Speaker
Overview
Since LHC startup, HEP users have increased their requests towards the computing infrastructure in terms of performances and functionalities, often going behind the expected requirements of the experiment computing model.
Concerning functionalities, several users ask for an interactive facility to test their code before submitting it to the Grid. Usually such an interactive cluster is deployed as one or few powerful machines, but in our experience this solution is affected by scalability limits and maintenance issues. Besides, users ask also to use the local batch submission to run their analysis quickly and reliably, using a controlled environment, on small dataset produced by the same users.

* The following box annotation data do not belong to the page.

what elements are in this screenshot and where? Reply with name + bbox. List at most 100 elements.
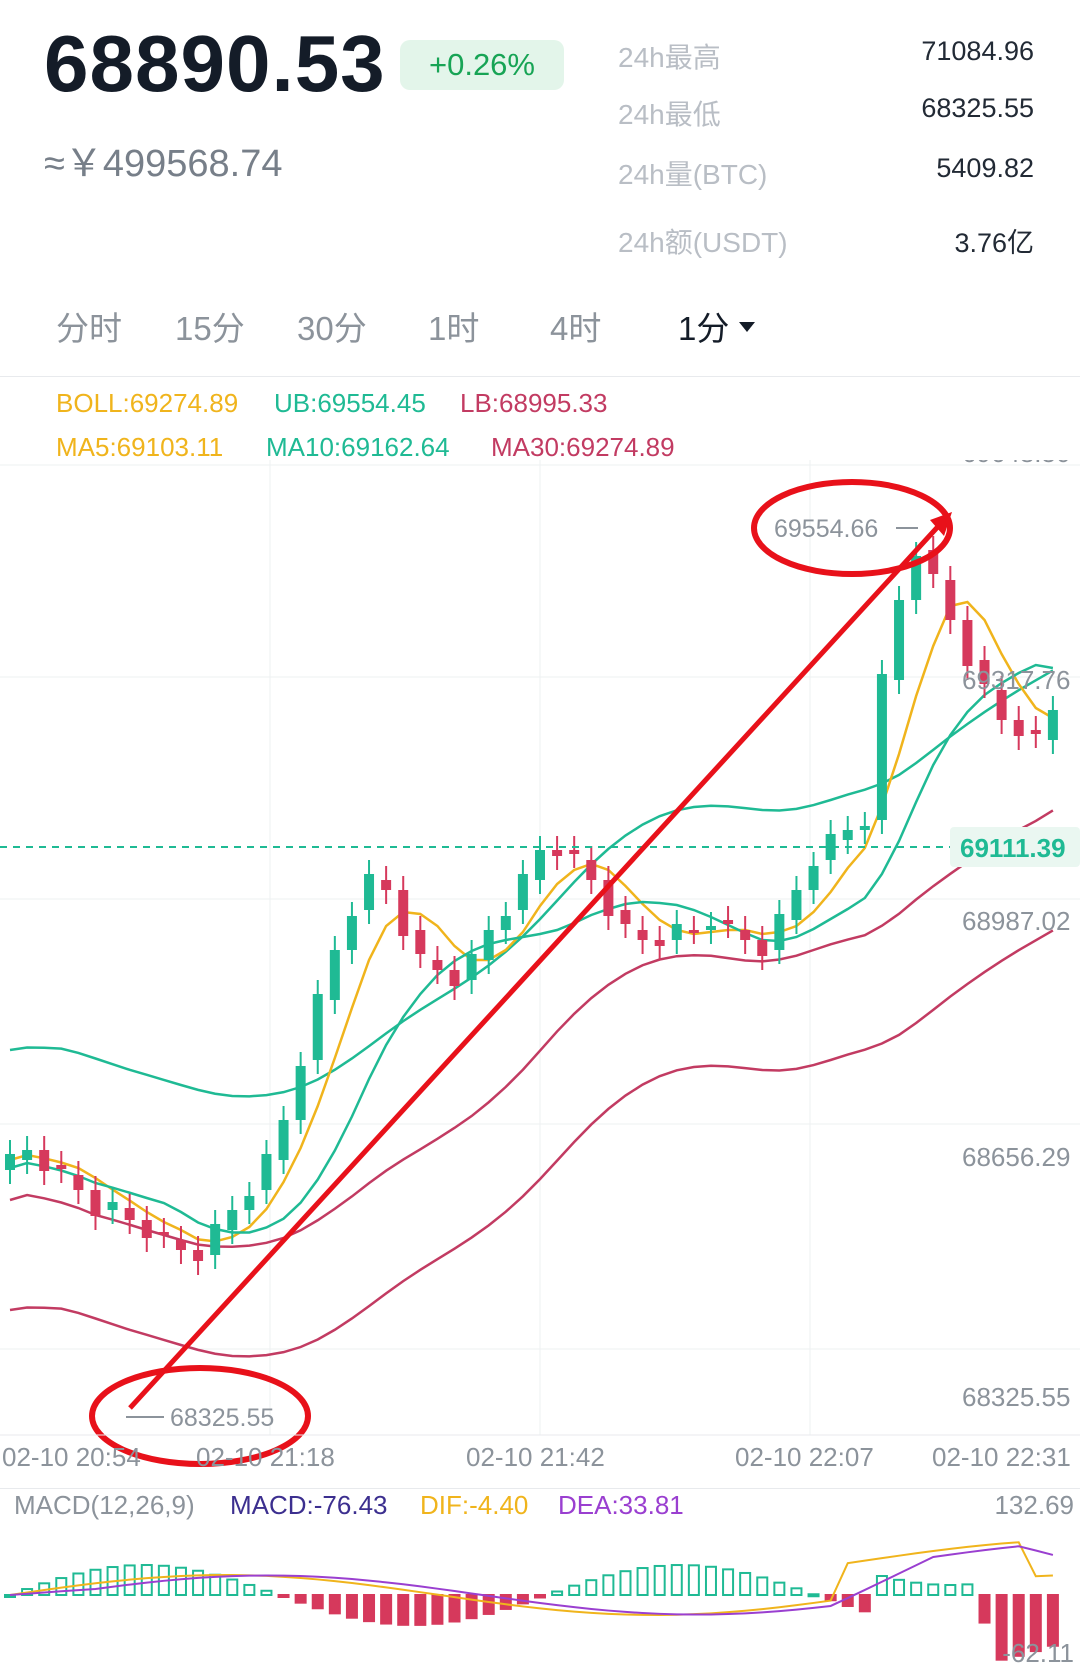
candle-body	[1047, 710, 1058, 740]
candle-body	[654, 940, 665, 946]
macd-bar	[243, 1583, 256, 1596]
dea-line	[9, 1545, 1054, 1616]
candle-body	[312, 994, 323, 1060]
candle-body	[979, 660, 990, 684]
tab-30m[interactable]: 30分	[297, 310, 367, 347]
macd-bar	[1046, 1594, 1059, 1647]
candle-body	[825, 834, 836, 860]
candle-body	[859, 826, 870, 830]
candlestick-chart[interactable]: 69111.39 69648.50 69317.76 68987.02 6865…	[0, 460, 1080, 1490]
macd-bar	[687, 1564, 700, 1596]
candle-body	[723, 920, 734, 924]
macd-bar	[380, 1594, 393, 1625]
candle-body	[227, 1210, 238, 1230]
macd-bar	[619, 1570, 632, 1596]
candle-body	[552, 850, 563, 856]
ma5-value: MA5:69103.11	[56, 432, 224, 462]
macd-bar	[397, 1594, 410, 1626]
dif-value: DIF:-4.40	[420, 1490, 529, 1520]
tab-4h[interactable]: 4时	[550, 310, 602, 347]
candle-body	[876, 674, 887, 820]
macd-lines	[9, 1541, 1054, 1616]
boll-value: BOLL:69274.89	[56, 388, 239, 418]
candle-body	[671, 924, 682, 940]
macd-bar	[961, 1583, 974, 1596]
macd-bar	[790, 1587, 803, 1596]
candle-body	[1030, 730, 1041, 734]
candle-body	[928, 550, 939, 574]
tab-timeshare[interactable]: 分时	[56, 310, 122, 347]
candle-body	[90, 1190, 101, 1216]
candle-body	[22, 1150, 33, 1160]
ma30-line	[9, 809, 1054, 1249]
macd-bar	[927, 1583, 940, 1596]
macd-bar	[773, 1581, 786, 1596]
macd-bar	[602, 1574, 615, 1596]
candle-body	[483, 930, 494, 960]
candle-body	[107, 1202, 118, 1210]
candle-body	[329, 950, 340, 1000]
candle-body	[962, 620, 973, 666]
candle-body	[278, 1120, 289, 1160]
indicator-lines	[9, 600, 1054, 1358]
macd-bar	[636, 1567, 649, 1596]
candle-body	[141, 1220, 152, 1238]
macd-bar	[1012, 1594, 1025, 1657]
candle-body	[73, 1175, 84, 1190]
macd-bar	[534, 1594, 546, 1599]
candle-body	[688, 930, 699, 933]
dea-value: DEA:33.81	[558, 1490, 684, 1520]
x-tick-label: 02-10 22:07	[735, 1442, 874, 1472]
change-badge: +0.26%	[400, 40, 564, 90]
macd-value: MACD:-76.43	[230, 1490, 388, 1520]
tab-1m[interactable]: 1分	[678, 302, 756, 350]
chart-grid	[0, 460, 1080, 1435]
tab-1h[interactable]: 1时	[428, 310, 480, 347]
macd-bar	[294, 1594, 307, 1604]
macd-bar	[756, 1576, 769, 1596]
dif-line	[9, 1541, 1053, 1616]
candle-body	[346, 916, 357, 950]
high-highlight-ellipse	[751, 479, 953, 577]
trend-arrow-line	[128, 518, 946, 1410]
candle-body	[740, 930, 751, 940]
candle-body	[603, 880, 614, 916]
candle-body	[56, 1165, 67, 1169]
candle-body	[398, 890, 409, 936]
macd-bar	[363, 1594, 376, 1623]
dropdown-caret-icon	[739, 322, 756, 333]
tab-15m[interactable]: 15分	[175, 310, 245, 347]
candle-body	[757, 940, 768, 956]
upper-band-line	[9, 669, 1054, 1098]
candle-body	[124, 1208, 135, 1220]
candle-body	[500, 916, 511, 930]
candle-body	[158, 1232, 169, 1235]
candle-body	[911, 556, 922, 600]
macd-bar	[345, 1594, 358, 1619]
stat-label-volume: 24h量(BTC)	[618, 159, 768, 190]
macd-bar	[482, 1594, 495, 1615]
macd-divider	[0, 1488, 1080, 1489]
macd-bar	[465, 1594, 478, 1620]
macd-bar	[875, 1574, 888, 1596]
current-price-label: 69111.39	[960, 833, 1066, 863]
candle-body	[381, 880, 392, 890]
low-highlight-ellipse	[89, 1365, 311, 1467]
macd-bar	[431, 1594, 444, 1625]
macd-bar	[995, 1594, 1008, 1661]
candle-body	[5, 1154, 15, 1170]
current-price-tag	[950, 827, 1080, 867]
macd-bar	[858, 1594, 871, 1613]
stat-value-volume: 5409.82	[936, 153, 1034, 183]
macd-bar	[704, 1565, 717, 1596]
macd-histogram	[4, 1564, 1059, 1661]
stat-value-turnover: 3.76亿	[954, 228, 1034, 258]
candle-body	[1013, 720, 1024, 736]
macd-bar	[1029, 1594, 1042, 1653]
last-price: 68890.53	[44, 19, 386, 108]
candle-body	[175, 1240, 186, 1250]
macd-chart	[4, 1541, 1059, 1661]
candle-body	[210, 1224, 221, 1255]
macd-bar	[910, 1581, 923, 1596]
stat-value-low: 68325.55	[921, 93, 1034, 123]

On the other hand, the network topology and the storage infrastructure should be set up in order to fulfill the I/O requirements of analysis jobs; this could be difficult especially within a big multi-VO site, where users can have very different use cases.
Description of the work
Our work consists first of all in creating a recipe to provide the interactive facility using the worker nodes; Torque interactive jobs has been a starting point to deploy such facility.
Besides, many different storage solutions have been tested in order to choose the one which best fulfilled all the user requirements. The storage tests have been performed involving many different available storage solutions, using different storage brands and different technologies (hardware RAID, software RAID based on the Linux kernel; RAID5, RAID6; fiber channel, external SAS) as one of the primary goal of the test was to assure that an heterogeneous storage infrastructure could be successfully built achieving high performances. Lustre has been chosen as it provides POSIX access, best performances, easy administration. As a result of those tests, our farm migrated from dCache to Lustre.
Finally we have successfully connected Lustre to the Grid using consolidated solutions like StoRM, XROOTD, GridFTP, verifying their good behavior in terms of performance and compliance to the Grid requirements.
Conclusions
The number of users has considerably grown up during the last year, involving several experiments, VOs and communities (CMS, Alice, Glast/Fermi, Pamela, Theophys, Magic V, computational chemistry, biomedicine, bioinformatics...) actively using and enjoying the new infrastructure both locally and from EGI grid infrastructure. In the meanwhile, the maintenance overhead of the site administrator has considerably dropped.
Impact
Using Torque interactive jobs, the user connects to a front-end machine and runs a command to submit a job to the cluster, just like he does for batch local submission; the batch manager chooses one CPU to execute the job and returns an interactive shell. The user will keep that CPU until he releases the interactive jobs through a logout. Using the screen utility, the user can also interrupt his work, log out, and then log in back again preserving the session he had left.
Besides, Lustre has been mounted on all the nodes of the farm, so that user can access their data through Grid jobs, local batch jobs and interactive jobs, simplifying users' life very much.
The new storage configuration has been tested using CMS analysis jobs, resulting in a very high CPU efficiency when compared with other storage solutions.
As a consequence of the design of the overall infrastructure, it's very easy for every new user to start with his local activities, and for new experiments to add new resources in terms of nodes and storage servers.